Marines Admit Blame
Almost five years after Bruce Yamashita was insulted, abused, and kicked out of Officer Candidate School (OCS), the Marines have admitted blame and have made him a captain in the Reserves.
Mr. Yamashita, a Washington attorney of Japanese ancestry, said Jan. 3 that the military's recognition that racial harassment played a role in his 1989 dismissal from OCS was ``very, very important. It's something that the Marine Corps has just been ignoring.''
Yamashita will be appointed captain in the Marine Corps Reserve, the rank he would have attained by now had he not been dismissed from OCS.
Yamashita said his instructors at OCS attacked him with racial slurs, threw garbage cans at him, and lifted him up and threw him to the ground. They also forced him to wear a dirty uniform to a review board, he said. He was discharged from the school two days before graduation on grounds of ``leadership failure.''
Partly as a result of the Yamashita case, Gen. Carl Mundy, the Marine Corps commandant, in 1992 appointed a panel of officers to study the problem of high dropout rates for minorities enrolled in OCS programs. MOVE Fire Case Smolders
The city of Philadelphia was justified in bombing a radical group's row-house headquarters in 1985 but still can be sued for the subsequent fire that killed 11 people and destroyed 61 homes, a federal judge ruled Jan. 3.

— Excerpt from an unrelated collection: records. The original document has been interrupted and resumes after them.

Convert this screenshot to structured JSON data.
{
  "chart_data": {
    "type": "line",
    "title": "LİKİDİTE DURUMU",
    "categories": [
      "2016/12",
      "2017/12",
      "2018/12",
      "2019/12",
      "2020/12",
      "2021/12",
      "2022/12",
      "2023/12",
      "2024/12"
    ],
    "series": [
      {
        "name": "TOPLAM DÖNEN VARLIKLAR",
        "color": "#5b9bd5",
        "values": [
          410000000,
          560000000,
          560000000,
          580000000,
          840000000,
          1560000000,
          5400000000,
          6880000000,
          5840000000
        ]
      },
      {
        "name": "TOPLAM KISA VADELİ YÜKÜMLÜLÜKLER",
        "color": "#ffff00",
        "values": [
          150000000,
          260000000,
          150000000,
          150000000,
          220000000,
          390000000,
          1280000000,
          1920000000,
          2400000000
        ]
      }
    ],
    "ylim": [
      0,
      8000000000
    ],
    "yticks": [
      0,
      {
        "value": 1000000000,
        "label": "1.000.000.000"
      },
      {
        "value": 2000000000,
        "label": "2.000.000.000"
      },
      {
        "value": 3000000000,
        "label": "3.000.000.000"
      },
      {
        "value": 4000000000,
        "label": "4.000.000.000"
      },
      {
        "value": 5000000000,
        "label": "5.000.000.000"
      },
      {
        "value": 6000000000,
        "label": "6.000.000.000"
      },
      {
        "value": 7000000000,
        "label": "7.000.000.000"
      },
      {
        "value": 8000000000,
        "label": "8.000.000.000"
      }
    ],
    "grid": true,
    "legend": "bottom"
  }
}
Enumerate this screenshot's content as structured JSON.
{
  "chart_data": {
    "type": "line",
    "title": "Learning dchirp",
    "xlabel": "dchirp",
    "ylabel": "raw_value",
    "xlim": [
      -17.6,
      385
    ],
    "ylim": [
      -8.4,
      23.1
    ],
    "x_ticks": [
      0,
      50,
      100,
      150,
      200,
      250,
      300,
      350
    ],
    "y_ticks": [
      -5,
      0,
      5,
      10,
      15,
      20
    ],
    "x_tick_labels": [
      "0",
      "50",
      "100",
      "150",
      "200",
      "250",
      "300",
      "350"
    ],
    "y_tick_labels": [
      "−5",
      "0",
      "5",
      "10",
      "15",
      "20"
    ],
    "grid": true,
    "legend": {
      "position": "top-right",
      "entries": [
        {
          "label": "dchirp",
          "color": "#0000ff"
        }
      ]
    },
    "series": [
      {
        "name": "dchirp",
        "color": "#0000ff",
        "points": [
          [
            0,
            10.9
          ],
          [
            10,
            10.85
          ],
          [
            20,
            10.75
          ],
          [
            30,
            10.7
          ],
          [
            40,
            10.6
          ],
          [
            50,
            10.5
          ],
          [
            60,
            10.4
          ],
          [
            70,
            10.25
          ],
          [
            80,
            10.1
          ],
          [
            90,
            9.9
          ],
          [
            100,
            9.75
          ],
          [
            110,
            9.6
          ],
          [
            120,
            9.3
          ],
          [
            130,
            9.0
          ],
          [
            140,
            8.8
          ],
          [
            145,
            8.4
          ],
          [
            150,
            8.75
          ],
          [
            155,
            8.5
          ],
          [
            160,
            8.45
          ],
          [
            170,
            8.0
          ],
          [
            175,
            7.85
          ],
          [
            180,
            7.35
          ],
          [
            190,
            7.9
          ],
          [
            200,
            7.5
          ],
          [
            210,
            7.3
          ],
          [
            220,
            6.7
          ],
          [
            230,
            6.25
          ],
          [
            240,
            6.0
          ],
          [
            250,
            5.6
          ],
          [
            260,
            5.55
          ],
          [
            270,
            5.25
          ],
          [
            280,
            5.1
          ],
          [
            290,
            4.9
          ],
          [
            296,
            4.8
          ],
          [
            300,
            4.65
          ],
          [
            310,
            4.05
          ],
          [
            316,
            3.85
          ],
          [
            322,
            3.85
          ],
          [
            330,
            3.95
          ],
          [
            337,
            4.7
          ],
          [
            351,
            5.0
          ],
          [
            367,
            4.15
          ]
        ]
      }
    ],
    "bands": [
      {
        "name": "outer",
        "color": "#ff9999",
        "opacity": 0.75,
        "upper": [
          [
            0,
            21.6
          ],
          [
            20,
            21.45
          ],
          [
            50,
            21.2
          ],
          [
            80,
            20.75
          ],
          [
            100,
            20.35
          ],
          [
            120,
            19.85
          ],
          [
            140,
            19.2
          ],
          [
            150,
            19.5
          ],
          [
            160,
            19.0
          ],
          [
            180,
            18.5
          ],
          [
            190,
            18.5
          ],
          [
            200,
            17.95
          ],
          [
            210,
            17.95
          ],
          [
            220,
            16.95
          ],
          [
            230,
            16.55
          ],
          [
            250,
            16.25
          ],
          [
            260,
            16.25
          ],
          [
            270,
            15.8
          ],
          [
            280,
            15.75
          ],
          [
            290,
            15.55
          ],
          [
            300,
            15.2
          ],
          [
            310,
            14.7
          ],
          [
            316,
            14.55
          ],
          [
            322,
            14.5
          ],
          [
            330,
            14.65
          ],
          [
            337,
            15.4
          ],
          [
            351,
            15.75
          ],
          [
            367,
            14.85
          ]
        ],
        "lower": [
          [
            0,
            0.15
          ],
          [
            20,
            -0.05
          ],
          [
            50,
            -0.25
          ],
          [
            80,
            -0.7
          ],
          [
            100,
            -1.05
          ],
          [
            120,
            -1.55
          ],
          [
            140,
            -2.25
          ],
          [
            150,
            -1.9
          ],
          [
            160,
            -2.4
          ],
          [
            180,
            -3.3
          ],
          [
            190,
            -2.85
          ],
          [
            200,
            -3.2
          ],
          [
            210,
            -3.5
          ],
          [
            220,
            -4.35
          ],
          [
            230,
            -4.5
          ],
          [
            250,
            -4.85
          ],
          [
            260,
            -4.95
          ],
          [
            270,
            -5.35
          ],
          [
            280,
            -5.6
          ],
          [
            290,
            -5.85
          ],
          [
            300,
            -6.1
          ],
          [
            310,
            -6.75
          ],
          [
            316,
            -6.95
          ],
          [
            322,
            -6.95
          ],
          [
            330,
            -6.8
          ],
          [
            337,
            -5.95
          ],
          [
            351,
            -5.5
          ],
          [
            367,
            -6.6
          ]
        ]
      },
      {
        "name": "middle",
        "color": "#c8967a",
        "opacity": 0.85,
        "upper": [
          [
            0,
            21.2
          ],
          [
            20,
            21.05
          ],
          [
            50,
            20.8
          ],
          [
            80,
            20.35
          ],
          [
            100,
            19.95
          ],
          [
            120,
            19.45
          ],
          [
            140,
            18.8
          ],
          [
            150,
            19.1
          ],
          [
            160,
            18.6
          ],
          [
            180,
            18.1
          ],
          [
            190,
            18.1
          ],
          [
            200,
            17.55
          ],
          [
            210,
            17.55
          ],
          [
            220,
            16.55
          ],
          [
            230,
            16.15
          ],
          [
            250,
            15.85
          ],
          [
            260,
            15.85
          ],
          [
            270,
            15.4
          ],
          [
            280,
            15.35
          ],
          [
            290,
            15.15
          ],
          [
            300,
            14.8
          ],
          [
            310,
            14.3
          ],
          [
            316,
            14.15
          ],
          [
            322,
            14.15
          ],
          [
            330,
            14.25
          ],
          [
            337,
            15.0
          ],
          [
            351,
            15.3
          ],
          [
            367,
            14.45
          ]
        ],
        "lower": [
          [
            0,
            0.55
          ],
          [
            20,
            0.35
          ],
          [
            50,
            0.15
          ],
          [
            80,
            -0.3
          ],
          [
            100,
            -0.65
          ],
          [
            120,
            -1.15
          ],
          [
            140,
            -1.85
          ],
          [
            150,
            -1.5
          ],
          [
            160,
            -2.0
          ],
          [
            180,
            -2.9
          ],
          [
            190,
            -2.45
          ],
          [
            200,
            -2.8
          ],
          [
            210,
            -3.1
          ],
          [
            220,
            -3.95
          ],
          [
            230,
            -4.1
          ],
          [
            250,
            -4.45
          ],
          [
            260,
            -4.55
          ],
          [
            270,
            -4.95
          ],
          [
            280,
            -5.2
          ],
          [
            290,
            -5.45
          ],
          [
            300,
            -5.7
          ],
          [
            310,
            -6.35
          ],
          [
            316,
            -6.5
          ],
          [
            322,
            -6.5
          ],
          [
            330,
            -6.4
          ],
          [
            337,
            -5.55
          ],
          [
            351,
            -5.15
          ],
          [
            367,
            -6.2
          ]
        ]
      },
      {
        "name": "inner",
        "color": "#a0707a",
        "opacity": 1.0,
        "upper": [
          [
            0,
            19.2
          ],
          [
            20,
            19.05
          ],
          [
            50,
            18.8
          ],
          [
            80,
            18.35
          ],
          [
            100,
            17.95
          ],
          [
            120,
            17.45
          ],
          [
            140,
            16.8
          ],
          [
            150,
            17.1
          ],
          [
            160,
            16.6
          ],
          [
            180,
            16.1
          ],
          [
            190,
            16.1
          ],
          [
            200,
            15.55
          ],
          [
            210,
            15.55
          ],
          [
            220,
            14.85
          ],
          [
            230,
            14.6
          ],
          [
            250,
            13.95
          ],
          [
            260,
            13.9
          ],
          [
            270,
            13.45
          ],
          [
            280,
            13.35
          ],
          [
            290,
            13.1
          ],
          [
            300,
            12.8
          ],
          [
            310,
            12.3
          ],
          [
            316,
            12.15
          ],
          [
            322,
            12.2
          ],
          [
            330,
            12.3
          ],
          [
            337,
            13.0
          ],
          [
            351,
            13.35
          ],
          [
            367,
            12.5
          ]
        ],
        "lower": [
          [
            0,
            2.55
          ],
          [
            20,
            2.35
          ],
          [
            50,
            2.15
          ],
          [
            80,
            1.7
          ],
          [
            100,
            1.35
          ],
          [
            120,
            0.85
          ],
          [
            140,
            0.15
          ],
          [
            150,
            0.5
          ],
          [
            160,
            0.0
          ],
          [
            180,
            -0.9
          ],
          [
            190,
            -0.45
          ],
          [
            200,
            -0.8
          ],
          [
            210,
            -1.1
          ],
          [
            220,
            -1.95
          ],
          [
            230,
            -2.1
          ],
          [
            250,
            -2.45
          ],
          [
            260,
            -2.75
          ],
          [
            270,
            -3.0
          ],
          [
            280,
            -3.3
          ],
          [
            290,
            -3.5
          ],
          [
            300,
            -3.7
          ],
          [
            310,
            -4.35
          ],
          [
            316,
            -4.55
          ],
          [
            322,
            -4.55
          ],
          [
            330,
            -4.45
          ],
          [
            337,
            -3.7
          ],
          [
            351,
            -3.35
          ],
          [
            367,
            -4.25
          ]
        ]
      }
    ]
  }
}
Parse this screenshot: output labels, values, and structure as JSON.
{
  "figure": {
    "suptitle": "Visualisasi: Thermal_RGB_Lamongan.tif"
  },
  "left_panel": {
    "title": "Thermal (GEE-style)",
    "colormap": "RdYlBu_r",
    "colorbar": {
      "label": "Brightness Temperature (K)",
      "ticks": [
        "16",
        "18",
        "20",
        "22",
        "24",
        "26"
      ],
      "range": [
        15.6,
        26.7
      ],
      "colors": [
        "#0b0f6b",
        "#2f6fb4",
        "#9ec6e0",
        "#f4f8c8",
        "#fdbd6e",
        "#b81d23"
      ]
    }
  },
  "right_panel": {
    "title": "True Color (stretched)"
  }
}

US District Judge Louis Pollak ruled that Philadelphia and three former city officials can be sued for deciding to let the fire at the MOVE headquarters burn. But he said former Mayor W. Wilson Goode is immune from the lawsuit because he had no role in the decision to let the fire burn.
The lawsuit was filed by MOVE member Ramona Africa, the only adult to survive the confrontation that killed six adults and five children.
Judge Pollak agreed with a magistrate that the city had a legitimate reason to drop the bomb - to remove a rooftop bunker from which MOVE members had shot at police. But he said it was wrong to delay fighting the fire the bomb started.